La fattispecie riguardante la pretesa dell’INAIL di parametrare sulla retribuzione imponibile per l’orario normale contrattuale i premi dovuti sulle retribuzioni corrisposte ai lavoratori assunti part-time in eccedenza rispetto al limite del 3% previsto dal contratto collettivo applicabile, va ricondotta alla ipotesi di riduzione dell’attività, nella quale, sussistendo una retribuzione, seppure parziale, esprime tutto il suo vigore la regola del minimale e della tassatività delle ipotesi di esclusione.

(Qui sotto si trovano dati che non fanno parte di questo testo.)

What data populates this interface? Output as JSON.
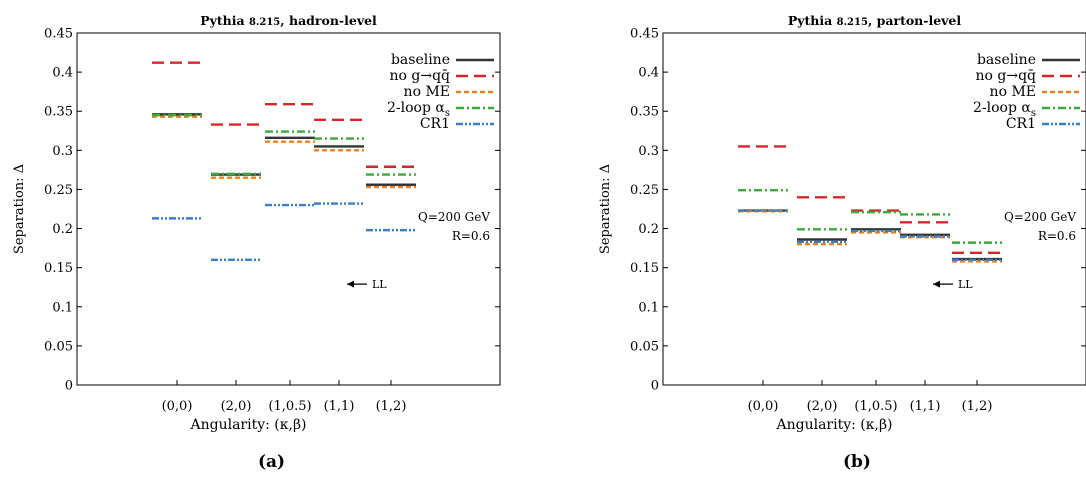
{
  "chart_data": [
    {
      "type": "bar",
      "title": "Pythia 8.215, hadron-level",
      "title_parts": {
        "prefix": "Pythia ",
        "version": "8.215",
        "suffix": ", hadron-level"
      },
      "xlabel": "Angularity: (κ,β)",
      "ylabel": "Separation: Δ",
      "ylim": [
        0,
        0.45
      ],
      "yticks": [
        "0",
        "0.05",
        "0.1",
        "0.15",
        "0.2",
        "0.25",
        "0.3",
        "0.35",
        "0.4",
        "0.45"
      ],
      "categories": [
        "(0,0)",
        "(2,0)",
        "(1,0.5)",
        "(1,1)",
        "(1,2)"
      ],
      "legend_position": "top-right",
      "grid": false,
      "series": [
        {
          "name": "baseline",
          "label_main": "baseline",
          "label_sub": "",
          "color": "#333333",
          "dash": "",
          "values": [
            0.346,
            0.269,
            0.316,
            0.305,
            0.256
          ]
        },
        {
          "name": "no g→qq̄",
          "label_main": "no g→qq̄",
          "label_sub": "",
          "color": "#d62728",
          "dash": "12,6",
          "values": [
            0.412,
            0.333,
            0.359,
            0.339,
            0.279
          ]
        },
        {
          "name": "no ME",
          "label_main": "no ME",
          "label_sub": "",
          "color": "#e8821e",
          "dash": "5,3",
          "values": [
            0.343,
            0.265,
            0.311,
            0.3,
            0.253
          ]
        },
        {
          "name": "2-loop αs",
          "label_main": "2-loop α",
          "label_sub": "s",
          "color": "#3aa83a",
          "dash": "8,3,2,3",
          "values": [
            0.345,
            0.27,
            0.324,
            0.315,
            0.269
          ]
        },
        {
          "name": "CR1",
          "label_main": "CR1",
          "label_sub": "",
          "color": "#3a7fc1",
          "dash": "7,2,2,2,2,2",
          "values": [
            0.213,
            0.16,
            0.23,
            0.232,
            0.198
          ]
        }
      ],
      "annotations": {
        "q": "Q=200 GeV",
        "r": "R=0.6",
        "ll": "LL",
        "ll_value": 0.129,
        "ll_arrow": "⟵"
      },
      "caption": "(a)"
    },
    {
      "type": "bar",
      "title": "Pythia 8.215, parton-level",
      "title_parts": {
        "prefix": "Pythia ",
        "version": "8.215",
        "suffix": ", parton-level"
      },
      "xlabel": "Angularity: (κ,β)",
      "ylabel": "Separation: Δ",
      "ylim": [
        0,
        0.45
      ],
      "yticks": [
        "0",
        "0.05",
        "0.1",
        "0.15",
        "0.2",
        "0.25",
        "0.3",
        "0.35",
        "0.4",
        "0.45"
      ],
      "categories": [
        "(0,0)",
        "(2,0)",
        "(1,0.5)",
        "(1,1)",
        "(1,2)"
      ],
      "legend_position": "top-right",
      "grid": false,
      "series": [
        {
          "name": "baseline",
          "label_main": "baseline",
          "label_sub": "",
          "color": "#333333",
          "dash": "",
          "values": [
            0.223,
            0.186,
            0.199,
            0.192,
            0.161
          ]
        },
        {
          "name": "no g→qq̄",
          "label_main": "no g→qq̄",
          "label_sub": "",
          "color": "#d62728",
          "dash": "12,6",
          "values": [
            0.305,
            0.24,
            0.223,
            0.208,
            0.169
          ]
        },
        {
          "name": "no ME",
          "label_main": "no ME",
          "label_sub": "",
          "color": "#e8821e",
          "dash": "5,3",
          "values": [
            0.222,
            0.18,
            0.195,
            0.189,
            0.158
          ]
        },
        {
          "name": "2-loop αs",
          "label_main": "2-loop α",
          "label_sub": "s",
          "color": "#3aa83a",
          "dash": "8,3,2,3",
          "values": [
            0.249,
            0.199,
            0.221,
            0.218,
            0.182
          ]
        },
        {
          "name": "CR1",
          "label_main": "CR1",
          "label_sub": "",
          "color": "#3a7fc1",
          "dash": "7,2,2,2,2,2",
          "values": [
            0.223,
            0.183,
            0.197,
            0.19,
            0.16
          ]
        }
      ],
      "annotations": {
        "q": "Q=200 GeV",
        "r": "R=0.6",
        "ll": "LL",
        "ll_value": 0.129,
        "ll_arrow": "⟵"
      },
      "caption": "(b)"
    }
  ]
}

Tale interpretazione, pur estendendo la portata dell’art. 29 del D.L. n. 244 del 1995, è l’unica che appare costituzionalmente corretta ed evita disparità di trattamento tra grandi e piccole imprese.
Principio affermato dalla Corte di Cassazione sezione lavoro con la sentenza n. 8794, pubblicata il 12 maggio 2020.
La vicenda decisa:
Una impresa edile promuoveva domanda di accertamento negativo della pretesa di Inps ed Inail di estendere l’obbligo contributivo previsto dall’articolo 29 del D. L. n. 244 del 1995 anche ai rapporti di lavoro part-time eccedenti il limite massimo del 3% previsto dalla contrattazione collettiva applicata. Il Tribunale adito accoglieva la domanda, negando l’obbligo contributivo; analogamente la Corte d’Appello, decidendo il gravame proposto dagli Enti previdenziali. Ha ricorso in Cassazione l’Inail per la riforma della sentenza d’appello.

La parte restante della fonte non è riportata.